2.9. Statistical analyses

All statistical analyses were performed using the GraphPad Prism10 software (GraphPad Software Inc., CA, USA). For comparisons between two groups, an unpaired t-test was used. For comparions involving more than two groups, a two-way ANOVA followed by Bonferroni's post hoc test was conducted. Statistical significance was indicated as follows: ∗p<0.05, ∗∗p<0.01, ∗∗∗p<0.001, ∗∗∗∗p<0.0001. Data are presented as means ± SD, and the number of replicates (n) is specified in the figure legends.

3. Results

3.1. Optimization of iNCC induction and purification methods

First of all, the induction method for iNCCs from iPSCs was optimized, with reference to previous reports [16,23]. iPSCs were cultivated with StemFit AK03 N for 5 days, followed by iNCC induction for 14 days with StemFit Basic03 supplemented with CHIR99021 (CHIR).
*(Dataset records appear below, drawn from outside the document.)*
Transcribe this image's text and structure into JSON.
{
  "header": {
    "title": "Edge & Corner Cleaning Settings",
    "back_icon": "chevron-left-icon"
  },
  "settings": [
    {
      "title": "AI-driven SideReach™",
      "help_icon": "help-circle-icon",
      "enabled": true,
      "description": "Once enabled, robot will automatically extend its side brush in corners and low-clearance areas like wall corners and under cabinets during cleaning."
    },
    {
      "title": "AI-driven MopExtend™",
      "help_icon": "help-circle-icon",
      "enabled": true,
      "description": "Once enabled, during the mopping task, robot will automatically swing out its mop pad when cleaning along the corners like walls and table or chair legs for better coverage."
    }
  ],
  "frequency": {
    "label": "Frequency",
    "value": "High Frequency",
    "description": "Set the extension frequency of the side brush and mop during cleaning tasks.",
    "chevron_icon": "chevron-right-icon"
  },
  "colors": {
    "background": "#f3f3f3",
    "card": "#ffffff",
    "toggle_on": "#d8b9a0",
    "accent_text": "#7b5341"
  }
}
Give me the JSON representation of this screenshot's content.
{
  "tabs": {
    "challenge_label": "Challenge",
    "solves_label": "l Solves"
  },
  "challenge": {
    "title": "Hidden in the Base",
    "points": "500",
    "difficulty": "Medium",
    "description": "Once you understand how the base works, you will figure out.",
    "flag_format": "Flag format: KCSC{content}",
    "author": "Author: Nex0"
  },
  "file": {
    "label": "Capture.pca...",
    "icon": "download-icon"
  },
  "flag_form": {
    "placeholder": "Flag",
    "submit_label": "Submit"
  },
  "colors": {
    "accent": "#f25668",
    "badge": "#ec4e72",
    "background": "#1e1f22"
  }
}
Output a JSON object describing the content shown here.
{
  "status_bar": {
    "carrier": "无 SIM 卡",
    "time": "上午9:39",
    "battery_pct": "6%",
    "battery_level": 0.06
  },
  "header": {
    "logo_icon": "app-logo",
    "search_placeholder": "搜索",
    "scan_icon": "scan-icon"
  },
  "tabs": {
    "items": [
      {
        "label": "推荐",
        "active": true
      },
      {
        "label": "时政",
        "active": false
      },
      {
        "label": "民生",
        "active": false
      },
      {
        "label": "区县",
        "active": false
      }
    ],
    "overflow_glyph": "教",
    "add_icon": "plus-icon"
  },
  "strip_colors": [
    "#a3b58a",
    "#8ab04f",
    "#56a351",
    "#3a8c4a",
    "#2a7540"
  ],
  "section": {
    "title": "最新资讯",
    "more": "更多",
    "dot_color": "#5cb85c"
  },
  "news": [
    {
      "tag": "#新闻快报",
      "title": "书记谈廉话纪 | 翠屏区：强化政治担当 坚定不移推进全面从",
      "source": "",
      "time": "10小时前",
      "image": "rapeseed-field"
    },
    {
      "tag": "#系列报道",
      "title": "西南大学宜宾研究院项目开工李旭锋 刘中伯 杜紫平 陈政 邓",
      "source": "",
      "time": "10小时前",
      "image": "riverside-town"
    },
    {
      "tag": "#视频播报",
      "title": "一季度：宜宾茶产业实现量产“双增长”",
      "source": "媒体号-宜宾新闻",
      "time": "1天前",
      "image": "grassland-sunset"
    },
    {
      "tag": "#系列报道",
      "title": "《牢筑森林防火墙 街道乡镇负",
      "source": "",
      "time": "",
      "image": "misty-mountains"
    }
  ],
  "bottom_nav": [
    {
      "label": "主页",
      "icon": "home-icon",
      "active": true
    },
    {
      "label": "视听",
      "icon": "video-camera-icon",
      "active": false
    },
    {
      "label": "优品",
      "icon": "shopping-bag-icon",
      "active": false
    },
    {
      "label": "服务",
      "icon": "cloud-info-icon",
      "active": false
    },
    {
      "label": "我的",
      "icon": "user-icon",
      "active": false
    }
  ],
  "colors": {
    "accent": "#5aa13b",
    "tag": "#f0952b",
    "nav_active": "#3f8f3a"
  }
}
Subsequently, iNCCs were purified from heterogeneous colonies. (Fig. 1A). For effective iNCC induction, the concentration of CHIR at the induction stage is crucial [16], therefore the concentration of CHIR during differentiation was optimized for the cell line, 201B7. To evaluate iNCC differentiation efficiency, CD271 was adopted as a marker, which is highly expressed in NCCs [14,25] along with other NCC marker proteins. Since the expression level per cell is important for the quality of iNCCs, we have defined a suitable CD271 expression level for functional iNCCs as CD271^high by flow cytometry (Fig. 1B). At the day 14 of iNCC differentiation, heterogenous colonies were observed among all CHIR concentrations (Fig. 1C a, b, c). Among three concentrations 0.6 μM of CHIR consistently showed a higher population of CD271^high cells compared to 0.3 μM (Fig. 1C d), although no significant difference was observed between 0.3 μM and 0.9 μM or between 0.6 μM and 0.9 μM. Therefore, the CHIR concentration was set at 0.6 μM in this study.

Fig. 1.

Optimization of iNCCs induction and purification methods. A. The diagram illustrates the iNCC induction and purification method. SB, SB431542. CHIR, CHIR99021. B. The histogram represents the results from flow cytometry measurements of the heterogeneous cell population following NCC induction, stained with isotype control (a) or CD271 antibody (b). Among the CD271 positive cells, the populations with a fluorescence intensity of 10⁴ (marked with a line) or higher were defined as high CD271 expression (CD271^high) cells. C. Morphology of colonies on day 14 when iNCCs were induced from iPSCs under various CHIR concentrations (0.3 μM (a), 0.6 μM (b), 0.9 μM (c)), along with the percentage of CD271^high cells induced at each concentration (d). Statistical significance was determined using an unpaired t-test. ∗p<0.05. Data are represented as the mean ± SD, n = 3. Scale Bar: 500 μm. D. Representative microscopic images of iPSCs (201B7) cultured in StemFit AK03 N supplemented with either LN211 or LN511-E8 at their respective concentrations. Arrowheads indicate the colonies. Scale Bar: 500 μm. E. The percentage of CD271^high cells in the first passage after culture with each scaffold. The low dose of LN511-E8, LN211, and VN was 0.6 μL/mL, and the high dose was 6 μL/mL. The low dose of FN was 15 μL/mL, and the high dose was 30 μL/mL. F. The relative gene expression of NCC Marker Genes (SOX10, TFAP2A, SOX9, TWIST1) and pluripotency marker (OCT3/4) in iNCCs purified using LN211 compared with the expression of iPSCs (201B7). The expression levels of each gene were normalized by that of the housekeeping gene, β-actin (ACTB). Data are represented as the mean ± SD, n = 3. G. The histograms display the results from flow cytometry measurements of various iPSC-derived cells pre (upper) and post (lower) iNCCs purification (left: 201B7, middle: 1210B2, right: 1231A3). Cell populations with a fluorescence intensity of 10⁴ or above (the right side of the vertical line) are classified as CD271^high cells. The data were obtained with N = 1.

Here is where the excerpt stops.